World Cancer Day

Today, February 4, is the World Cancer Day. We wish all the cancer patients and caregivers – family members, friends and caregivers in the cancer hospitals from all levels – helpers, nurses and oncologists our best wishes, concern and empathy.

All sciences have borders of unknown. In the case of cancer it is even more so. There are a lot of debates about it. Starting from whether society should spend so much money on it when diseases like T. B. that kill a lot more people. Then there are debates whether it is a statistical phenomenon or there are carcinogens like tobacco. Be that as it may, we do know that all cancer patients are not smokers.

What follows a lay person’s point of view on the phenomenon of cancer. First we should be grateful to the cancer patients, in cases where it is a statistical phenomenon; they have saved us from cancer. We have not got cancer because they have got it. So they all deserve society’s support in coping with it.

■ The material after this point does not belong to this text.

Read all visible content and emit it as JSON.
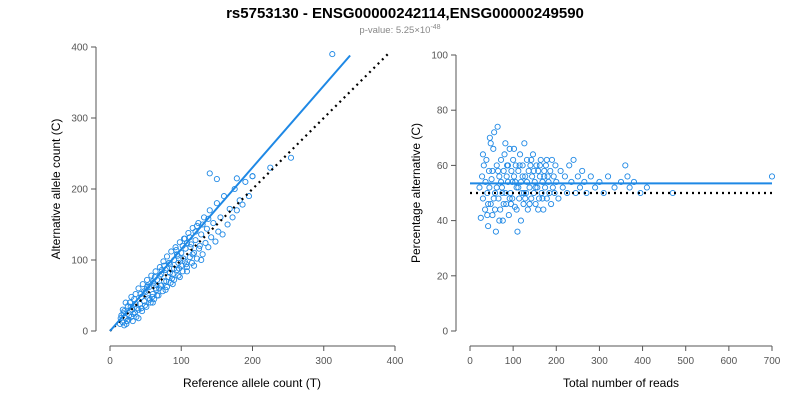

Secondly cancer has given us Palliative Care. Although Palliative Care began with cancer patients, today it has wider applications. In the words of M. R. Rajagopal, a physician by training and founder-director of a charitable trust Pallium India, Thiruvanthapuram, Kerala,

‘Palliative care is prevention and management of serious health-related suffering. It provides not only relief from pain and other symptoms, but also enables social, mental and spiritual well-being. It tries to understand every fibre of the suffering. The source of suffering could be any of the following: pain, breathlessness, an ulcer, anxiety, depression, issues of relationships, and abandonment by the family, hopelessness or even suicidal thoughts.’

Palliative care is a relatively basic and relatively cheap healthcare provision. It requires simple facilities and by most healthcare standards basic nursing and medical care. With the present economic crisis and resource crunch, expensive and irrational geriatric health care should come down and be replaced by palliative care wherever possible. It will enable old people to live in comfort with reduced suffering and die peacefully at home with their family. And in the end it will reduce the carbon footprint of the old people and reduce the population to manageable levels.

So our hearts go to the cancer patients and the caregivers. They are working on our behalf too. Love and courage to all of them!

T. Vijayendra (1943 – ) was born in Mysore, grew up in Indore and went to IIT Kharagpur to get a B. Tech. in Electronics (1966). After a year’s stint at the Saha Institute of Nuclear Physics, Kolkata, he got drawn into the whirlwind times of the late 60s.

Since then, he has always been some kind of political-social activist. His brief for himself is the education of Left wing cadres and so he almost exclusively publishes in the Left wing journal Frontier, published from Kolkata. For the last ten years, he has been active in the field of ‘Peak Oil’ and is a founder member of Peak Oil India and Ecologise. Since 2015 he has been involved in Ecologise! Camps and in 2016 he initiated Ecologise Hyderabad. He divides his time between an organic farm at the foothills of Western Ghats, watching birds, writing fiction and Hyderabad. Vijayendra has been a ‘dedicated’ cyclist all his life, meaning, he neither took a driving license nor did he ever drive a fossil fuel-based vehicle.

He has published a book dealing with resource depletion, three books of essays, two collections of short stories, a novella, an autobiography, a piece of children’s science fiction about the history of the bicycle and several booklets. His booklet, Kabira Khada Bazar Mein: Call for Local Action in the Wake of Global Emergency (2019, https://archive.org/details/kabira-khada-bazaar-mein) has been translated into Kannada, Bengali and Marathi and is the basic text for the emerging Transition Networks in these language regions. His latest book is ‘Vijutopias: Dreams for Local Futures (2020).